Acute transplantation of glial-restricted precursor cells into spinal cord contusion injuries: survival, differentiation, and effects on lesion environment and axonal regeneration.

Transplantation of stem cells and immature cells has been reported to ameliorate tissue damage, induce axonal regeneration, and improve locomotion following spinal cord injury. However, unless these cells are pushed down a neuronal lineage, the majority of cells become glia, suggesting that the alterations observed may be potentially glially mediated. Transplantation of glial-restricted precursor (GRP) cells--a precursor cell population restricted to oligodendrocyte and astrocyte lineages--offers a novel way to examine the effects of glial cells on injury processes and repair. This study examines the survival and differentiation of GRP cells, and their ability to modulate the development of the lesion when transplanted immediately after a moderate contusion injury of the rat spinal cord.

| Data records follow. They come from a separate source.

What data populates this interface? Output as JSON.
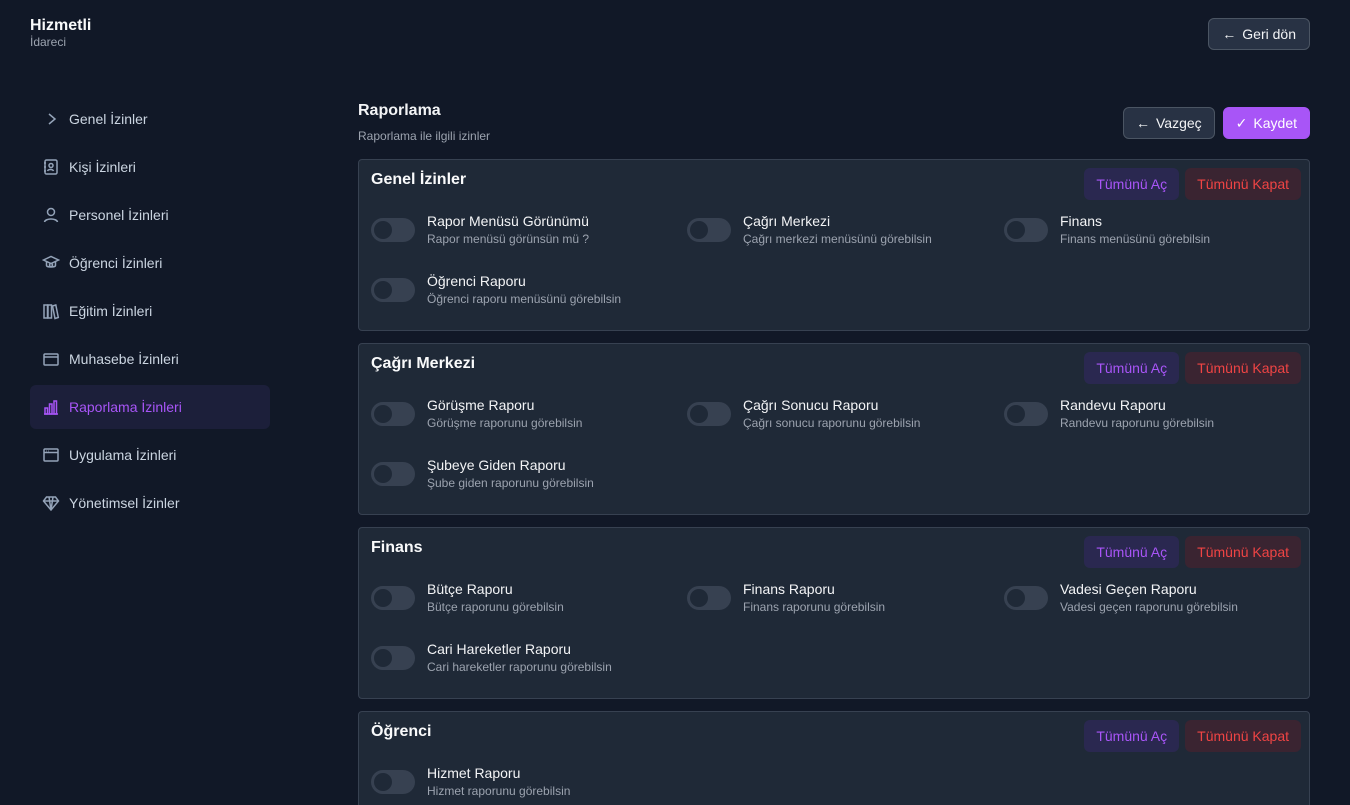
{
  "brand": {
    "title": "Hizmetli",
    "subtitle": "İdareci"
  },
  "header": {
    "back_label": "Geri dön"
  },
  "sidebar": {
    "items": [
      {
        "label": "Genel İzinler",
        "icon": "chevron-right-icon",
        "active": false
      },
      {
        "label": "Kişi İzinleri",
        "icon": "contact-book-icon",
        "active": false
      },
      {
        "label": "Personel İzinleri",
        "icon": "user-icon",
        "active": false
      },
      {
        "label": "Öğrenci İzinleri",
        "icon": "graduate-icon",
        "active": false
      },
      {
        "label": "Eğitim İzinleri",
        "icon": "books-icon",
        "active": false
      },
      {
        "label": "Muhasebe İzinleri",
        "icon": "wallet-icon",
        "active": false
      },
      {
        "label": "Raporlama İzinleri",
        "icon": "bar-chart-icon",
        "active": true
      },
      {
        "label": "Uygulama İzinleri",
        "icon": "app-window-icon",
        "active": false
      },
      {
        "label": "Yönetimsel İzinler",
        "icon": "diamond-icon",
        "active": false
      }
    ]
  },
  "main": {
    "title": "Raporlama",
    "subtitle": "Raporlama ile ilgili izinler",
    "cancel_label": "Vazgeç",
    "save_label": "Kaydet",
    "open_all_label": "Tümünü Aç",
    "close_all_label": "Tümünü Kapat",
    "sections": [
      {
        "title": "Genel İzinler",
        "permissions": [
          {
            "title": "Rapor Menüsü Görünümü",
            "desc": "Rapor menüsü görünsün mü ?",
            "enabled": false
          },
          {
            "title": "Çağrı Merkezi",
            "desc": "Çağrı merkezi menüsünü görebilsin",
            "enabled": false
          },
          {
            "title": "Finans",
            "desc": "Finans menüsünü görebilsin",
            "enabled": false
          },
          {
            "title": "Öğrenci Raporu",
            "desc": "Öğrenci raporu menüsünü görebilsin",
            "enabled": false
          }
        ]
      },
      {
        "title": "Çağrı Merkezi",
        "permissions": [
          {
            "title": "Görüşme Raporu",
            "desc": "Görüşme raporunu görebilsin",
            "enabled": false
          },
          {
            "title": "Çağrı Sonucu Raporu",
            "desc": "Çağrı sonucu raporunu görebilsin",
            "enabled": false
          },
          {
            "title": "Randevu Raporu",
            "desc": "Randevu raporunu görebilsin",
            "enabled": false
          },
          {
            "title": "Şubeye Giden Raporu",
            "desc": "Şube giden raporunu görebilsin",
            "enabled": false
          }
        ]
      },
      {
        "title": "Finans",
        "permissions": [
          {
            "title": "Bütçe Raporu",
            "desc": "Bütçe raporunu görebilsin",
            "enabled": false
          },
          {
            "title": "Finans Raporu",
            "desc": "Finans raporunu görebilsin",
            "enabled": false
          },
          {
            "title": "Vadesi Geçen Raporu",
            "desc": "Vadesi geçen raporunu görebilsin",
            "enabled": false
          },
          {
            "title": "Cari Hareketler Raporu",
            "desc": "Cari hareketler raporunu görebilsin",
            "enabled": false
          }
        ]
      },
      {
        "title": "Öğrenci",
        "permissions": [
          {
            "title": "Hizmet Raporu",
            "desc": "Hizmet raporunu görebilsin",
            "enabled": false
          }
        ]
      }
    ]
  }
}
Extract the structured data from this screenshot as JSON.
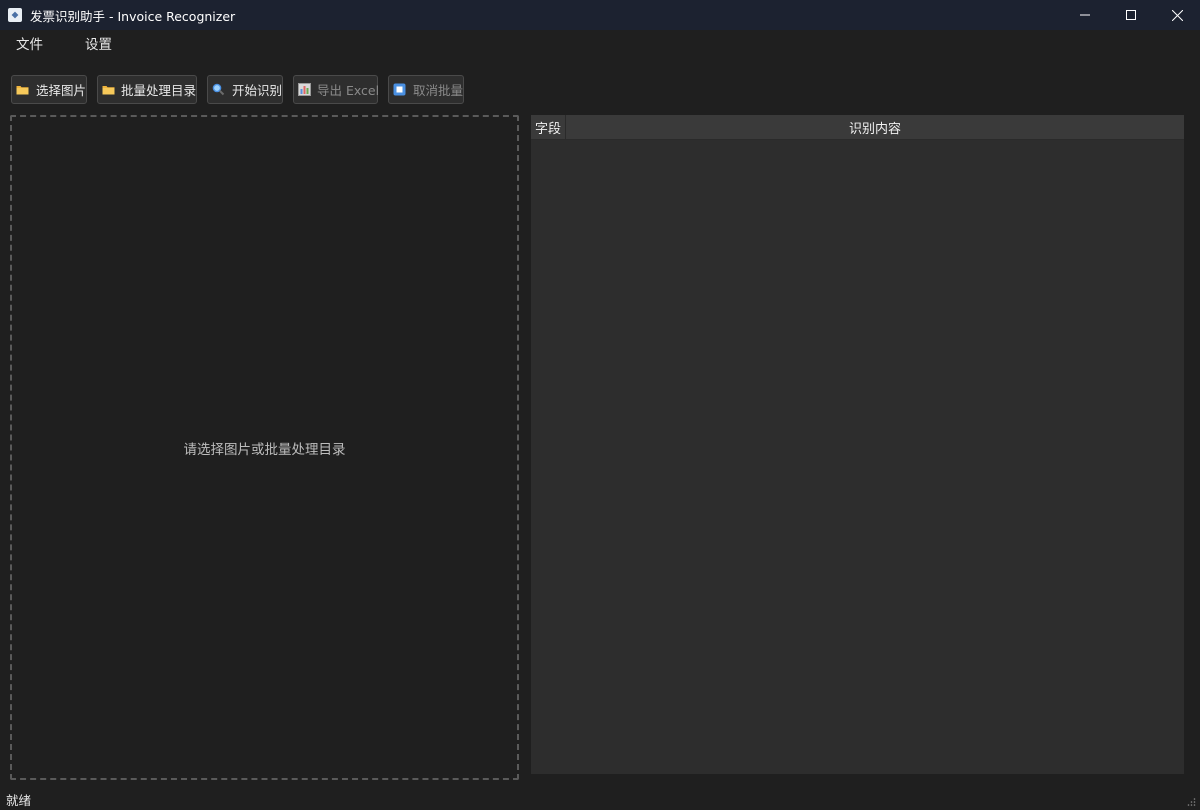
{
  "window": {
    "title": "发票识别助手 - Invoice Recognizer"
  },
  "menu": {
    "items": [
      {
        "label": "文件"
      },
      {
        "label": "设置"
      }
    ]
  },
  "toolbar": {
    "buttons": [
      {
        "label": "选择图片",
        "icon": "folder-icon",
        "enabled": true
      },
      {
        "label": "批量处理目录",
        "icon": "folder-icon",
        "enabled": true
      },
      {
        "label": "开始识别",
        "icon": "magnifier-icon",
        "enabled": true
      },
      {
        "label": "导出 Excel",
        "icon": "chart-icon",
        "enabled": false
      },
      {
        "label": "取消批量",
        "icon": "stop-icon",
        "enabled": false
      }
    ]
  },
  "preview": {
    "placeholder": "请选择图片或批量处理目录"
  },
  "table": {
    "columns": [
      "字段",
      "识别内容"
    ],
    "rows": []
  },
  "status": {
    "text": "就绪"
  },
  "colors": {
    "titlebar": "#1c2230",
    "background": "#1f1f1f",
    "table_bg": "#2d2d2d",
    "table_header": "#3a3a3a",
    "folder": "#f0b43c",
    "accent_blue": "#4a90e2"
  }
}
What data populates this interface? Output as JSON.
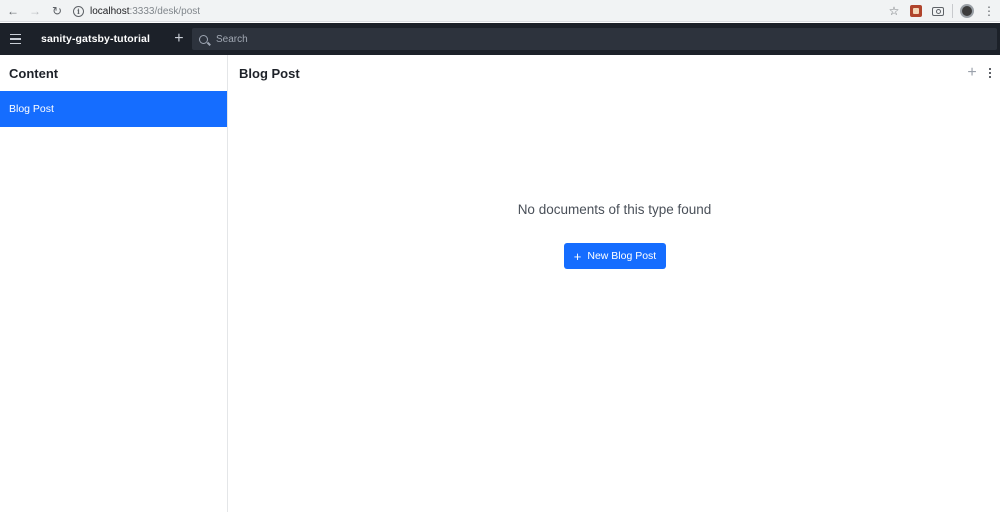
{
  "browser": {
    "url_host": "localhost",
    "url_path": ":3333/desk/post",
    "icons": [
      "back-arrow-icon",
      "forward-arrow-icon",
      "reload-icon",
      "info-icon",
      "star-icon",
      "extension-icon",
      "camera-icon",
      "profile-icon",
      "kebab-icon"
    ]
  },
  "nav": {
    "project_name": "sanity-gatsby-tutorial",
    "search_placeholder": "Search"
  },
  "left_pane": {
    "title": "Content",
    "items": [
      {
        "label": "Blog Post",
        "selected": true
      }
    ]
  },
  "right_pane": {
    "title": "Blog Post",
    "empty_message": "No documents of this type found",
    "new_button_label": "New Blog Post"
  },
  "colors": {
    "accent": "#156dff",
    "nav_bg": "#1c2129",
    "search_bg": "#2d333d"
  }
}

GRP cells isolated from a transgenic rat that ubiquitously expresses heat-stable human placental alkaline phosphatase (PLAP) were used to unambiguously detect transplanted GRP cells. Following transplantation, some GRP cells differentiated into oligodendrocytes and astrocytes, retaining their differentiation potential after injury. Transplanted GRP cells altered the lesion environment, reducing astrocytic scarring and the expression of inhibitory proteoglycans. Transplanted GRP cells did not induce long-distance regeneration from corticospinal tract (CST) and raphe-spinal axons when compared to control animals. However, GRP cell transplants did alter the morphology of CST axons toward that of growth cones, and CST fibers were found within GRP cell transplants, suggesting that GRP cells may be able to support axonal growth in vivo after injury.